Welcome back! I hope everyone had a good summer and recharged their batteries. Bonus points if you found time to play with puppet, too! Now that we’ve had a healthy break, let’s get back to it!
When we left the series in July, we had a Puppet master, a few nodes, were implementing the roles and profiles pattern, and used r10k to manage it all. However, we didn’t address scalability. Today, we’ll take a look at addressing this by using Apache and Passenger.

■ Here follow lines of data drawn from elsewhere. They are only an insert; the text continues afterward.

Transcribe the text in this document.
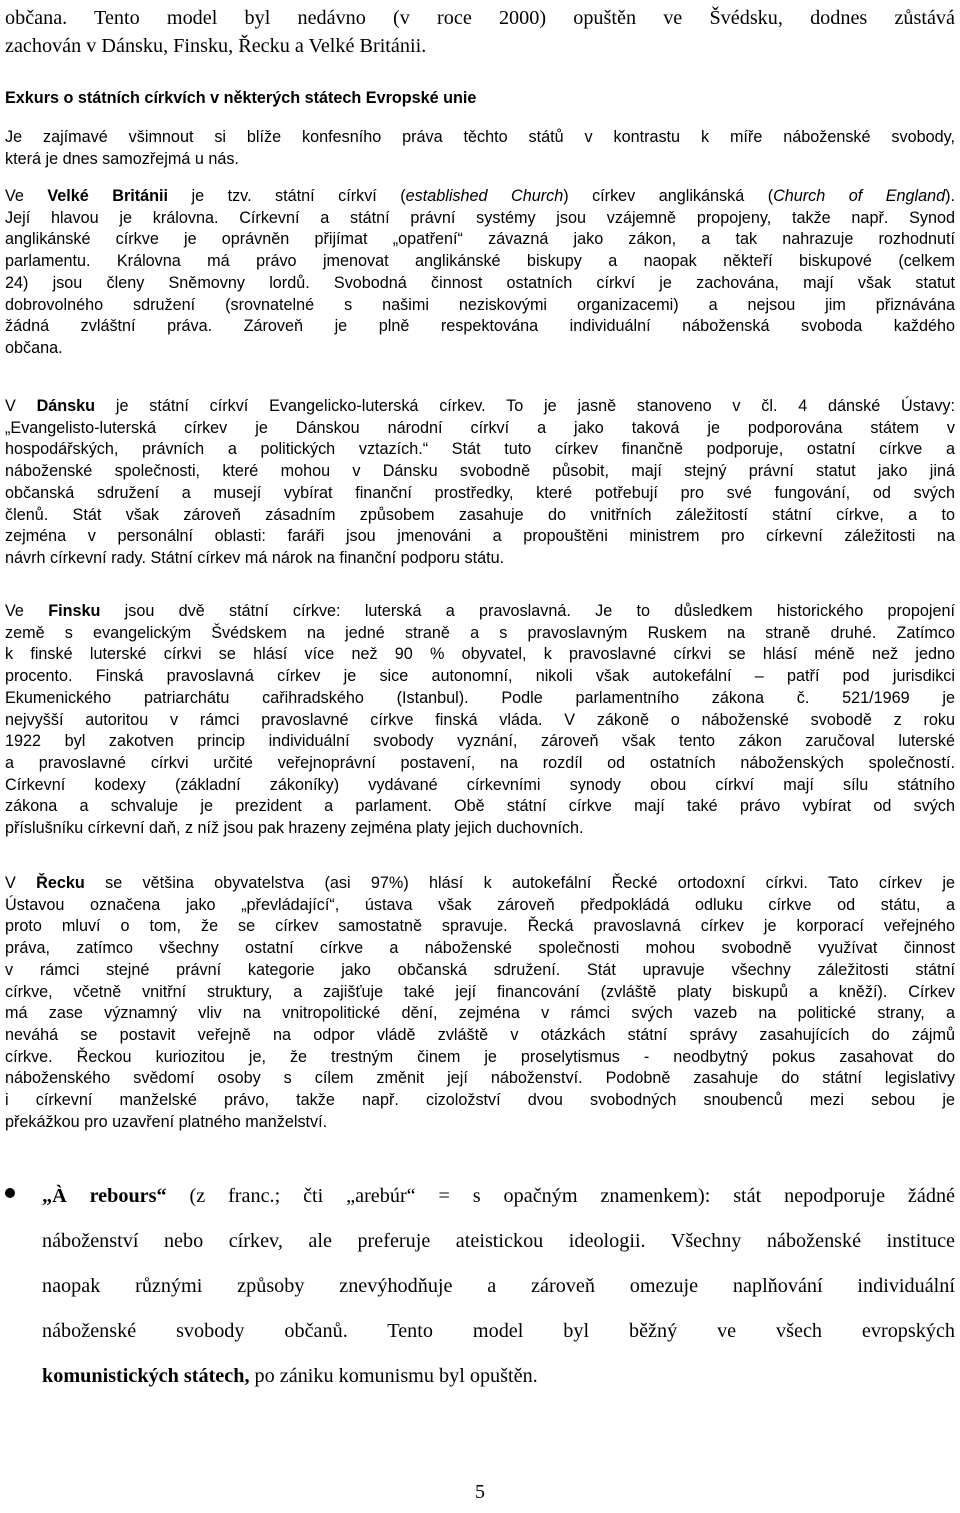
občana. Tento model byl nedávno (v roce 2000) opuštěn ve Švédsku, dodnes zůstává
zachován v Dánsku, Finsku, Řecku a Velké Británii.
Exkurs o státních církvích v některých státech Evropské unie
Je zajímavé všimnout si blíže konfesního práva těchto států v kontrastu k míře náboženské svobody,
která je dnes samozřejmá u nás.
Ve Velké Británii je tzv. státní církví (established Church) církev anglikánská (Church of England).
Její hlavou je královna. Církevní a státní právní systémy jsou vzájemně propojeny, takže např. Synod
anglikánské církve je oprávněn přijímat „opatření“ závazná jako zákon, a tak nahrazuje rozhodnutí
parlamentu. Královna má právo jmenovat anglikánské biskupy a naopak někteří biskupové (celkem
24) jsou členy Sněmovny lordů. Svobodná činnost ostatních církví je zachována, mají však statut
dobrovolného sdružení (srovnatelné s našimi neziskovými organizacemi) a nejsou jim přiznávána
žádná zvláštní práva. Zároveň je plně respektována individuální náboženská svoboda každého
občana.
V Dánsku je státní církví Evangelicko-luterská církev. To je jasně stanoveno v čl. 4 dánské Ústavy:
„Evangelisto-luterská církev je Dánskou národní církví a jako taková je podporována státem v
hospodářských, právních a politických vztazích.“ Stát tuto církev finančně podporuje, ostatní církve a
náboženské společnosti, které mohou v Dánsku svobodně působit, mají stejný právní statut jako jiná
občanská sdružení a musejí vybírat finanční prostředky, které potřebují pro své fungování, od svých
členů. Stát však zároveň zásadním způsobem zasahuje do vnitřních záležitostí státní církve, a to
zejména v personální oblasti: faráři jsou jmenováni a propouštěni ministrem pro církevní záležitosti na
návrh církevní rady. Státní církev má nárok na finanční podporu státu.
Ve Finsku jsou dvě státní církve: luterská a pravoslavná. Je to důsledkem historického propojení
země s evangelickým Švédskem na jedné straně a s pravoslavným Ruskem na straně druhé. Zatímco
k finské luterské církvi se hlásí více než 90 % obyvatel, k pravoslavné církvi se hlásí méně než jedno
procento. Finská pravoslavná církev je sice autonomní, nikoli však autokefální – patří pod jurisdikci
Ekumenického patriarchátu cařihradského (Istanbul). Podle parlamentního zákona č. 521/1969 je
nejvyšší autoritou v rámci pravoslavné církve finská vláda. V zákoně o náboženské svobodě z roku
1922 byl zakotven princip individuální svobody vyznání, zároveň však tento zákon zaručoval luterské
a pravoslavné církvi určité veřejnoprávní postavení, na rozdíl od ostatních náboženských společností.
Církevní kodexy (základní zákoníky) vydávané církevními synody obou církví mají sílu státního
zákona a schvaluje je prezident a parlament. Obě státní církve mají také právo vybírat od svých
příslušníku církevní daň, z níž jsou pak hrazeny zejména platy jejich duchovních.
V Řecku se většina obyvatelstva (asi 97%) hlásí k autokefální Řecké ortodoxní církvi. Tato církev je
Ústavou označena jako „převládající“, ústava však zároveň předpokládá odluku církve od státu, a
proto mluví o tom, že se církev samostatně spravuje. Řecká pravoslavná církev je korporací veřejného
práva, zatímco všechny ostatní církve a náboženské společnosti mohou svobodně využívat činnost
v rámci stejné právní kategorie jako občanská sdružení. Stát upravuje všechny záležitosti státní
církve, včetně vnitřní struktury, a zajišťuje také její financování (zvláště platy biskupů a kněží). Církev
má zase významný vliv na vnitropolitické dění, zejména v rámci svých vazeb na politické strany, a
neváhá se postavit veřejně na odpor vládě zvláště v otázkách státní správy zasahujících do zájmů
církve. Řeckou kuriozitou je, že trestným činem je proselytismus - neodbytný pokus zasahovat do
náboženského svědomí osoby s cílem změnit její náboženství. Podobně zasahuje do státní legislativy
i církevní manželské právo, takže např. cizoložství dvou svobodných snoubenců mezi sebou je
překážkou pro uzavření platného manželství.

„À rebours“ (z franc.; čti „arebúr“ = s opačným znamenkem): stát nepodporuje žádné
náboženství nebo církev, ale preferuje ateistickou ideologii. Všechny náboženské instituce
naopak různými způsoby znevýhodňuje a zároveň omezuje naplňování individuální
náboženské svobody občanů. Tento model byl běžný ve všech evropských
komunistických státech, po zániku komunismu byl opuštěn.

5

There are two ways to scale – out and up. If we were to scale out, we’d be concerned with running multiple masters and synchronizing all data between them. That’s something we might look at eventually, but first we want to scale up, which is the process of providing more resources to our master. Since we are vSphere admins, we can easily increase the resources provided to the VM. For instance, our VM has 1 vCPU and 2GB of RAM. It would be easy, and helpful, to increase that, perhaps to 2×4 or 4×8 vCPUxRAM.

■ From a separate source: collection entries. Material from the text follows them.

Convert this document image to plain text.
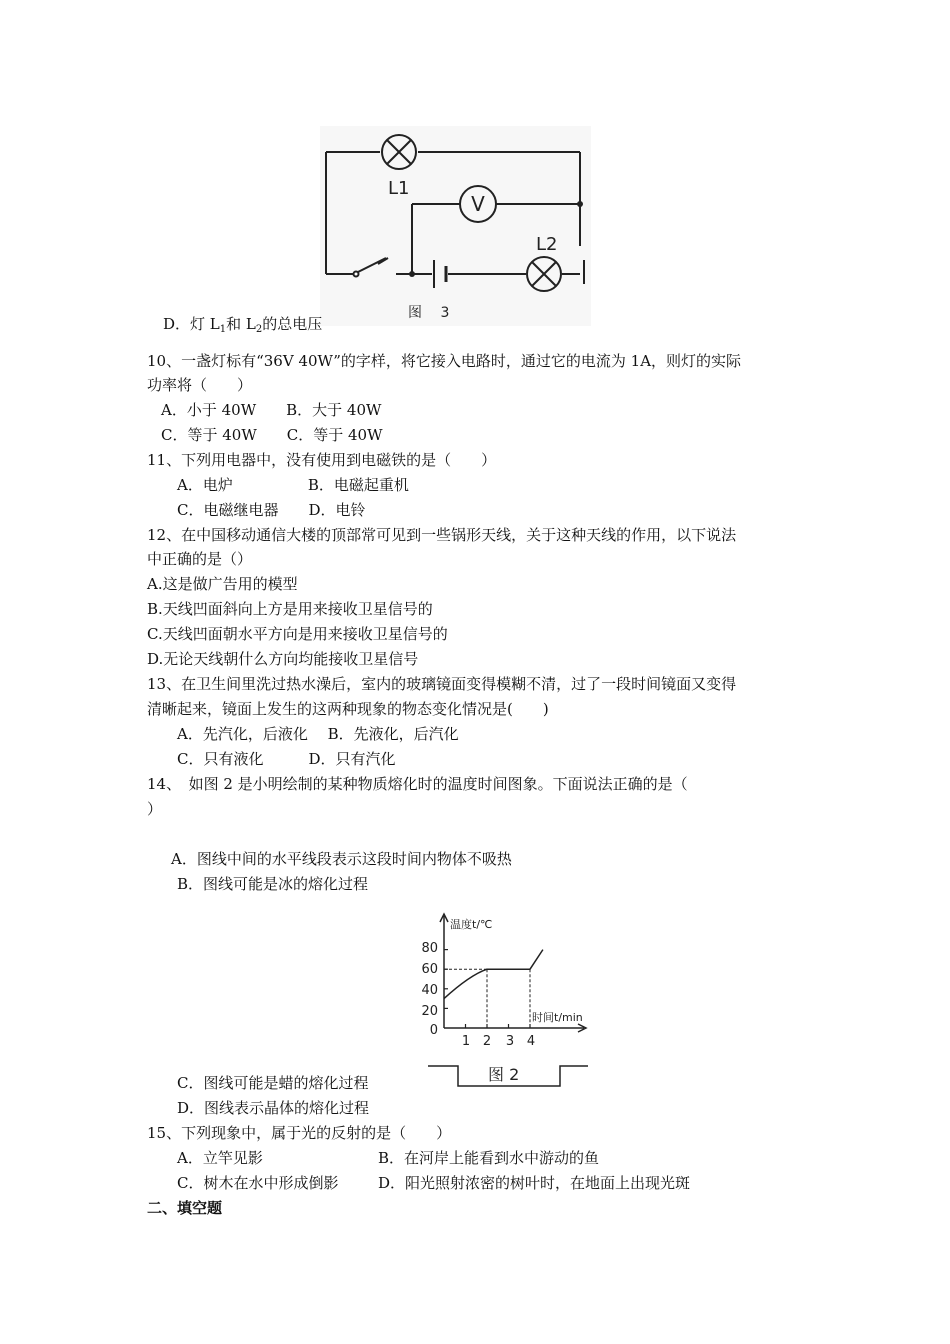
V
L1
L2
图　 3
D．灯 $L_1$和 $L_2$的总电压
10、一盏灯标有“36V 40W”的字样，将它接入电路时，通过它的电流为 1A，则灯的实际
功率将（　　）
A．小于 40W　　B．大于 40W
C．等于 40W　　C．等于 40W
11、下列用电器中，没有使用到电磁铁的是（　　）
A．电炉　　　　　B．电磁起重机
C．电磁继电器　　D．电铃
12、在中国移动通信大楼的顶部常可见到一些锅形天线，关于这种天线的作用，以下说法
中正确的是（）
A.这是做广告用的模型
B.天线凹面斜向上方是用来接收卫星信号的
C.天线凹面朝水平方向是用来接收卫星信号的
D.无论天线朝什么方向均能接收卫星信号
13、在卫生间里洗过热水澡后，室内的玻璃镜面变得模糊不清，过了一段时间镜面又变得
清晰起来，镜面上发生的这两种现象的物态变化情况是(　　)
A．先汽化，后液化　 B．先液化，后汽化
C．只有液化　　　D．只有汽化
14、　如图 2 是小明绘制的某种物质熔化时的温度时间图象。下面说法正确的是（
）
A．图线中间的水平线段表示这段时间内物体不吸热
B．图线可能是冰的熔化过程
温度t/℃
时间t/min
80
60
40
20
0
1 2 3 4
图 2
C．图线可能是蜡的熔化过程
D．图线表示晶体的熔化过程
15、下列现象中，属于光的反射的是（　　）
A．立竿见影	B．在河岸上能看到水中游动的鱼
C．树木在水中形成倒影	D．阳光照射浓密的树叶时，在地面上出现光斑
二、填空题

Unfortunately, system resources are not the only limitation in our system. Out of the box, Puppet uses WEBrick and scales to about 10 nodes. More than one nodes trying to talk at the same time will generate conflicts and cause some or all nodes to fail to receive a catalog. No matter the resources available, these limitations persist. The answer is to use a dedicated web server with a Rack-based application stack. While any server will work, if you don’t have a preference, then PuppetLabs suggests you use Apache with the Passenger mod. There is a lot of information on Puppet’s site about the limitations and the remedy.